Dunia perbukuan belakangan ini terasa lebih semarak dibanding sebelumnya, setidaknya dalam sepuluh tahun terakhir. Tengoklah toko-toko buku yang biasa Anda kunjungi. Atau, jika Anda cukup akrab dengan pasar buku di jagad online, maka perbedaan itu demikian terasa. Hal itu dipicu oleh munculnya kembali buku-buku bertema “berat” yang pernah mewarnai industri penerbitan Tanah Air sejak akhir dekade 90-an.
Dipelopori antara lain oleh Penerbit Bentang yang didirikan oleh Buldanul Khuri di Yogyakarta pada 1994, buku-buku “berat” pernah membanjiri pasar. Munculnya Bentang segera diikuti dengan tumbuh pesatnya penerbit buku di kota pelajar itu. Hal itu terjadi seiring dengan bergulirnya reformasi menyusul jatuhnya pemerintahan Orde Baru Soeharto.
Penulis dan aktivis perbukuan Muhidin M Dahlan melukiskan bahwa tak ada fase yang mengharu biru dari Jogja selepas Presiden Soeharto jatuh selain perayaan penerbitan buku. Muhidin tak berlebihan. Sampai kira-kira pertengahan dekade 2000-an, di Jogja terdapat ratusan penerbit, dari yang berkelas industri-profesional (melibatkan banyak karyawan dan manajemen) hingga yang berkelas kos-kosan. Penulis dan juga pendiri grup penerbitan Diva Press, Eddy AH Iyubenu menandai era tersebut "dikuasai euforia betapa mudahnya bikin buku”.
SCROLL TO CONTINUE WITH CONTENT
Buku-buku terjemahan dari ranah fiksi hingga sejarah, yang tak jarang “setebal bantal” menjadi pemandangan yang tak asing di rak-rak toko buku di seluruh Indonesia kala itu. Karya-karya para ahli Indonesia seperti Clifford Geertz, MC Ricklefs, Ben Anderson, nancy Florida, dan John Pamberton begitu mudah dijumpai. Bahkan buku seklasik ‘The History of Java’ karya Raffles pun tak luput diterjemahkan, dengan peredaran yang menjangkau toko buku di berbagai kota. Karya-karya para filsuf posmodernisme hingga buku-buku “kiri” pun bertebaran.

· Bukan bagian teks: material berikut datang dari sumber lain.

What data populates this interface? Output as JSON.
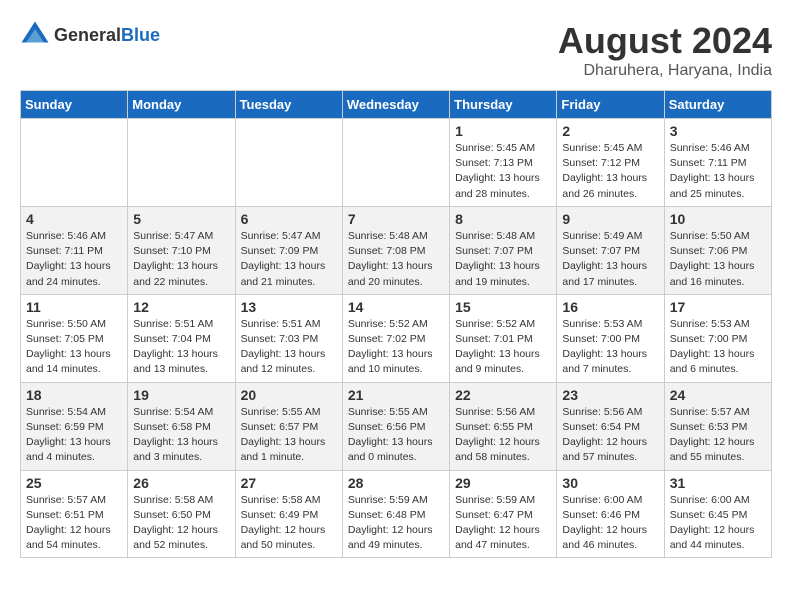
{
  "logo": {
    "text_general": "General",
    "text_blue": "Blue"
  },
  "title": "August 2024",
  "subtitle": "Dharuhera, Haryana, India",
  "days_header": [
    "Sunday",
    "Monday",
    "Tuesday",
    "Wednesday",
    "Thursday",
    "Friday",
    "Saturday"
  ],
  "weeks": [
    [
      {
        "num": "",
        "info": ""
      },
      {
        "num": "",
        "info": ""
      },
      {
        "num": "",
        "info": ""
      },
      {
        "num": "",
        "info": ""
      },
      {
        "num": "1",
        "info": "Sunrise: 5:45 AM\nSunset: 7:13 PM\nDaylight: 13 hours\nand 28 minutes."
      },
      {
        "num": "2",
        "info": "Sunrise: 5:45 AM\nSunset: 7:12 PM\nDaylight: 13 hours\nand 26 minutes."
      },
      {
        "num": "3",
        "info": "Sunrise: 5:46 AM\nSunset: 7:11 PM\nDaylight: 13 hours\nand 25 minutes."
      }
    ],
    [
      {
        "num": "4",
        "info": "Sunrise: 5:46 AM\nSunset: 7:11 PM\nDaylight: 13 hours\nand 24 minutes."
      },
      {
        "num": "5",
        "info": "Sunrise: 5:47 AM\nSunset: 7:10 PM\nDaylight: 13 hours\nand 22 minutes."
      },
      {
        "num": "6",
        "info": "Sunrise: 5:47 AM\nSunset: 7:09 PM\nDaylight: 13 hours\nand 21 minutes."
      },
      {
        "num": "7",
        "info": "Sunrise: 5:48 AM\nSunset: 7:08 PM\nDaylight: 13 hours\nand 20 minutes."
      },
      {
        "num": "8",
        "info": "Sunrise: 5:48 AM\nSunset: 7:07 PM\nDaylight: 13 hours\nand 19 minutes."
      },
      {
        "num": "9",
        "info": "Sunrise: 5:49 AM\nSunset: 7:07 PM\nDaylight: 13 hours\nand 17 minutes."
      },
      {
        "num": "10",
        "info": "Sunrise: 5:50 AM\nSunset: 7:06 PM\nDaylight: 13 hours\nand 16 minutes."
      }
    ],
    [
      {
        "num": "11",
        "info": "Sunrise: 5:50 AM\nSunset: 7:05 PM\nDaylight: 13 hours\nand 14 minutes."
      },
      {
        "num": "12",
        "info": "Sunrise: 5:51 AM\nSunset: 7:04 PM\nDaylight: 13 hours\nand 13 minutes."
      },
      {
        "num": "13",
        "info": "Sunrise: 5:51 AM\nSunset: 7:03 PM\nDaylight: 13 hours\nand 12 minutes."
      },
      {
        "num": "14",
        "info": "Sunrise: 5:52 AM\nSunset: 7:02 PM\nDaylight: 13 hours\nand 10 minutes."
      },
      {
        "num": "15",
        "info": "Sunrise: 5:52 AM\nSunset: 7:01 PM\nDaylight: 13 hours\nand 9 minutes."
      },
      {
        "num": "16",
        "info": "Sunrise: 5:53 AM\nSunset: 7:00 PM\nDaylight: 13 hours\nand 7 minutes."
      },
      {
        "num": "17",
        "info": "Sunrise: 5:53 AM\nSunset: 7:00 PM\nDaylight: 13 hours\nand 6 minutes."
      }
    ],
    [
      {
        "num": "18",
        "info": "Sunrise: 5:54 AM\nSunset: 6:59 PM\nDaylight: 13 hours\nand 4 minutes."
      },
      {
        "num": "19",
        "info": "Sunrise: 5:54 AM\nSunset: 6:58 PM\nDaylight: 13 hours\nand 3 minutes."
      },
      {
        "num": "20",
        "info": "Sunrise: 5:55 AM\nSunset: 6:57 PM\nDaylight: 13 hours\nand 1 minute."
      },
      {
        "num": "21",
        "info": "Sunrise: 5:55 AM\nSunset: 6:56 PM\nDaylight: 13 hours\nand 0 minutes."
      },
      {
        "num": "22",
        "info": "Sunrise: 5:56 AM\nSunset: 6:55 PM\nDaylight: 12 hours\nand 58 minutes."
      },
      {
        "num": "23",
        "info": "Sunrise: 5:56 AM\nSunset: 6:54 PM\nDaylight: 12 hours\nand 57 minutes."
      },
      {
        "num": "24",
        "info": "Sunrise: 5:57 AM\nSunset: 6:53 PM\nDaylight: 12 hours\nand 55 minutes."
      }
    ],
    [
      {
        "num": "25",
        "info": "Sunrise: 5:57 AM\nSunset: 6:51 PM\nDaylight: 12 hours\nand 54 minutes."
      },
      {
        "num": "26",
        "info": "Sunrise: 5:58 AM\nSunset: 6:50 PM\nDaylight: 12 hours\nand 52 minutes."
      },
      {
        "num": "27",
        "info": "Sunrise: 5:58 AM\nSunset: 6:49 PM\nDaylight: 12 hours\nand 50 minutes."
      },
      {
        "num": "28",
        "info": "Sunrise: 5:59 AM\nSunset: 6:48 PM\nDaylight: 12 hours\nand 49 minutes."
      },
      {
        "num": "29",
        "info": "Sunrise: 5:59 AM\nSunset: 6:47 PM\nDaylight: 12 hours\nand 47 minutes."
      },
      {
        "num": "30",
        "info": "Sunrise: 6:00 AM\nSunset: 6:46 PM\nDaylight: 12 hours\nand 46 minutes."
      },
      {
        "num": "31",
        "info": "Sunrise: 6:00 AM\nSunset: 6:45 PM\nDaylight: 12 hours\nand 44 minutes."
      }
    ]
  ]
}
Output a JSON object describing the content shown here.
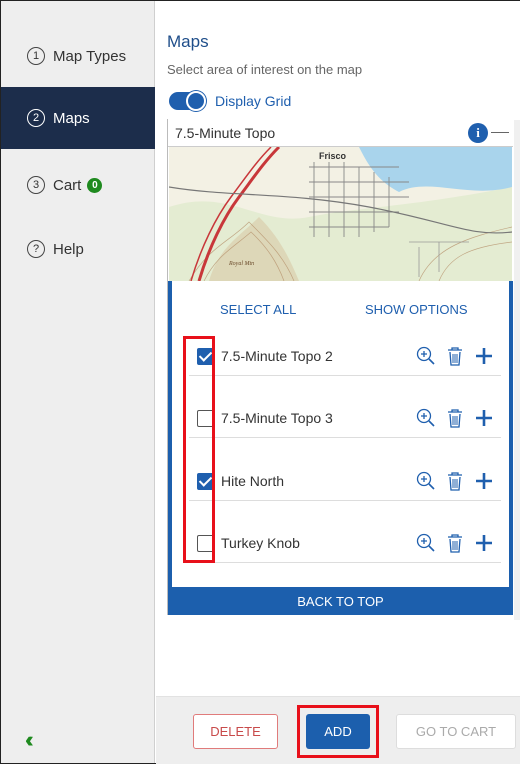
{
  "sidebar": {
    "items": [
      {
        "num": "1",
        "label": "Map Types",
        "active": false
      },
      {
        "num": "2",
        "label": "Maps",
        "active": true
      },
      {
        "num": "3",
        "label": "Cart",
        "active": false,
        "badge": "0"
      },
      {
        "num": "?",
        "label": "Help",
        "active": false
      }
    ],
    "collapse_icon": "double-chevron-left-icon"
  },
  "main": {
    "title": "Maps",
    "subtitle": "Select area of interest on the map",
    "display_grid_label": "Display Grid",
    "display_grid_on": true
  },
  "panel": {
    "title": "7.5-Minute Topo",
    "info_glyph": "i",
    "map_labels": [
      "Frisco",
      "Royal Mtn"
    ],
    "select_all": "SELECT ALL",
    "show_options": "SHOW OPTIONS",
    "rows": [
      {
        "label": "7.5-Minute Topo 2",
        "checked": true
      },
      {
        "label": "7.5-Minute Topo 3",
        "checked": false
      },
      {
        "label": "Hite North",
        "checked": true
      },
      {
        "label": "Turkey Knob",
        "checked": false
      }
    ],
    "back_to_top": "BACK TO TOP"
  },
  "footer": {
    "delete": "DELETE",
    "add": "ADD",
    "go_to_cart": "GO TO CART"
  },
  "colors": {
    "accent": "#1f5fae",
    "nav_active": "#1c2d4b",
    "highlight": "#e8101a",
    "badge": "#1f8a1f"
  }
}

Namun, sayangnya masa itu tak bertahan. Tercatat sejak 2004, penerbit-penerbit buku di Jogja bertumbangan. Satu per satu bangkrut bahkan termasuk yang terhitung paling besar, Bentang pun ikut tersungkur. Banyak faktor yang memicu kejatuhan tersebut. Menurut Eddy AH Iyubenu, runtuhnya sebagian besar penerbit masa itu karena “ditanduskan ladang suburnya”. Maksudnya?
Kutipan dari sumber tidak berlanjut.